Author Topic: question about UTF-8 in CB  (Read 3850 times)

Offline zealkane

  • Multiple posting newcomer
  • *
  • Posts: 29
question about UTF-8 in CB
« on: June 04, 2006, 02:11:24 pm »
I'm edited source file in UTF-8 by Notepad++,but compiled error by CB as follow:
Code: [Select]
main.cpp:1: error: stray '\239' in program
main.cpp:1: error: stray '\187' in program
main.cpp:1: error: stray '\191' in program
.\TagCode.h:1: error: stray '\239' in program
.\TagCode.h:1: error: stray '\187' in program
.\TagCode.h:1: error: stray '\191' in program
:: === Build finished: 6 errors, 0 warnings ===
I setted Default encoding was UTF-8 in CB and I saw about UTF-8  in CB be called "ANSI as UTF-8" in Notepad++.
My question is "which kind of encoding i can used in CB if i want edit source file in UTF-8 as same as in Notepad++"
Zeal without knowledge is fire without light.

Offline zealkane

  • Multiple posting newcomer
  • *
  • Posts: 29
Re: question about UTF-8 in CB
« Reply #1 on: June 04, 2006, 05:29:33 pm »
I want to know what is different between UTF-8 and UTF-8(without BOM) and which kind of UTF-8 encoding was CB used?
Have somebody can tell me?
Zeal without knowledge is fire without light.

Offline kagerato

  • Multiple posting newcomer
  • *
  • Posts: 56
    • kagerato.net
Re: question about UTF-8 in CB
« Reply #2 on: June 04, 2006, 08:00:12 pm »
UTF-8 text that lacks a byte-order mark and non-ASCII characters is ASCII (ASCII is the American Standard Code for Information Interchange, a 7-bit encoding which was expanded upon with different characters to form the various ANSI encodings).  There's no means of distinguishing the two, and it was intentionally designed that way.

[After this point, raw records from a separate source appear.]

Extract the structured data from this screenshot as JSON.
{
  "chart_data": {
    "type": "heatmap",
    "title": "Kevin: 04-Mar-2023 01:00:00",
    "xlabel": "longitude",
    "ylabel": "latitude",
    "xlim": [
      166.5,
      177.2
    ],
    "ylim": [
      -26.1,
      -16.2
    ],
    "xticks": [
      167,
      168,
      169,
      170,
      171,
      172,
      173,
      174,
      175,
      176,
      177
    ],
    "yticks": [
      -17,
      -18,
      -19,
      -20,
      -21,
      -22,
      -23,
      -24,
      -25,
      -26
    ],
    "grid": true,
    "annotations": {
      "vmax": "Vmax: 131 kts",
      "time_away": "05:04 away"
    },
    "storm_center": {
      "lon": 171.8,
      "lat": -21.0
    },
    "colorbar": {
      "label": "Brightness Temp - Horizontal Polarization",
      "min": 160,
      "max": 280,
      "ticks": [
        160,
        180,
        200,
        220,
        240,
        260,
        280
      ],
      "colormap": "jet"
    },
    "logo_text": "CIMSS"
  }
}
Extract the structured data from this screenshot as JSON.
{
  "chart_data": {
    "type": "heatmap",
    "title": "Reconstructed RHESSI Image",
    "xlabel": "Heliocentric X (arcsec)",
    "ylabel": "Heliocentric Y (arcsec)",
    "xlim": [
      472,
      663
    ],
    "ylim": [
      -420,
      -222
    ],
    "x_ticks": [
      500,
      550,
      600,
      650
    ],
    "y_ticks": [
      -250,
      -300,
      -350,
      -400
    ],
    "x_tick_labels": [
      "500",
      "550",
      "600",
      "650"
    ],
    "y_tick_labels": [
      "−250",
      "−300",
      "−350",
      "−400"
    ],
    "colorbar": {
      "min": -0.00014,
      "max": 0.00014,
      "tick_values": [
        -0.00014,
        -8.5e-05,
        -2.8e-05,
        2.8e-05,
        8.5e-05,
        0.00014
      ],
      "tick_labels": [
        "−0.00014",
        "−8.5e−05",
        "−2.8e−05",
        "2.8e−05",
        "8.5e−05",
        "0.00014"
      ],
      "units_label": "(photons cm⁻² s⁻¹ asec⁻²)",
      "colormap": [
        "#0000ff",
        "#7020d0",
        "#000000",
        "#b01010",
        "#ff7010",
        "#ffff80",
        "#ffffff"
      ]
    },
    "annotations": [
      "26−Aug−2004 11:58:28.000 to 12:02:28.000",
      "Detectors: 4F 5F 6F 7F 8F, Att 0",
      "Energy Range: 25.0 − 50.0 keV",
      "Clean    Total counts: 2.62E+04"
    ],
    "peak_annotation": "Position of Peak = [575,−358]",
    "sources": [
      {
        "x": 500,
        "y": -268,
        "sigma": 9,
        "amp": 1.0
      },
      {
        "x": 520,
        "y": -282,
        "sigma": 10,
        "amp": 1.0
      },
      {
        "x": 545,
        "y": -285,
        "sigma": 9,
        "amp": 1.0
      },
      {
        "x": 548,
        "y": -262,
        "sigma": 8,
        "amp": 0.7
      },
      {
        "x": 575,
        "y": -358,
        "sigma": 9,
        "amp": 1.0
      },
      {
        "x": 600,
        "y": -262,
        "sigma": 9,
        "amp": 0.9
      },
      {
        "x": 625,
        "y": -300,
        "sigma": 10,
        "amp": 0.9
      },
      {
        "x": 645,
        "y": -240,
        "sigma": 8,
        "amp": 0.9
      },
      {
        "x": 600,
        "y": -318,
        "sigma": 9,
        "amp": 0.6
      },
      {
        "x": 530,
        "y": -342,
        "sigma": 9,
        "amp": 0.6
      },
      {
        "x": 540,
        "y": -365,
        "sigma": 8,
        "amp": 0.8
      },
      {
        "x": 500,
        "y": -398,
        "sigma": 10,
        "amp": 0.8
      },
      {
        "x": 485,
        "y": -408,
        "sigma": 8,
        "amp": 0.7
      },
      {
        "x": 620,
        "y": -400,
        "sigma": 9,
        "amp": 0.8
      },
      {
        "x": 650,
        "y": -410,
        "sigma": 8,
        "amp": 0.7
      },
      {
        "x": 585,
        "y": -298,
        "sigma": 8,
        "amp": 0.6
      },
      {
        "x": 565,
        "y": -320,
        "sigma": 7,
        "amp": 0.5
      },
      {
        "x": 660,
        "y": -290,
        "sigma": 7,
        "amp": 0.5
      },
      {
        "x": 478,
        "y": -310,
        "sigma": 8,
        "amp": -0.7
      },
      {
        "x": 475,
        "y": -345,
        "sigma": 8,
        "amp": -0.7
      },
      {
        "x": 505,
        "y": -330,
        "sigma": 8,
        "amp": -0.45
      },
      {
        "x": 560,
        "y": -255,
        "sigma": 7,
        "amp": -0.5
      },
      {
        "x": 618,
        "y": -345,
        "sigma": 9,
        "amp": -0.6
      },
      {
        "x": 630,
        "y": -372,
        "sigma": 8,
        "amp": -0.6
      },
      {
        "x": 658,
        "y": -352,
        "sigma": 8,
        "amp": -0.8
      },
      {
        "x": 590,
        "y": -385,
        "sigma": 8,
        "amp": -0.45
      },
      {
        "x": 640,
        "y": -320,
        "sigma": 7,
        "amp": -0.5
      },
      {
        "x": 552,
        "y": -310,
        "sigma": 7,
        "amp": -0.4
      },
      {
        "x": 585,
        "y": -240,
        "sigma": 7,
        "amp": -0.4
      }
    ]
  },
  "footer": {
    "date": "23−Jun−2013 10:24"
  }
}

You may want to consider simply using UTF-16 as your encoding if you want the text to be recognized the same in all programs which support both ANSI encodings and Unicode encodings.  The greater file size doesn't tend to cost too much on filesystems using 4 KiB block sizes, because very large files fit more effectively and very small files had to use a whole block previously anyway.  The only significant concern with UTF-16 is that old programs (especially some that ran only on Win9x) are incapable of reading it.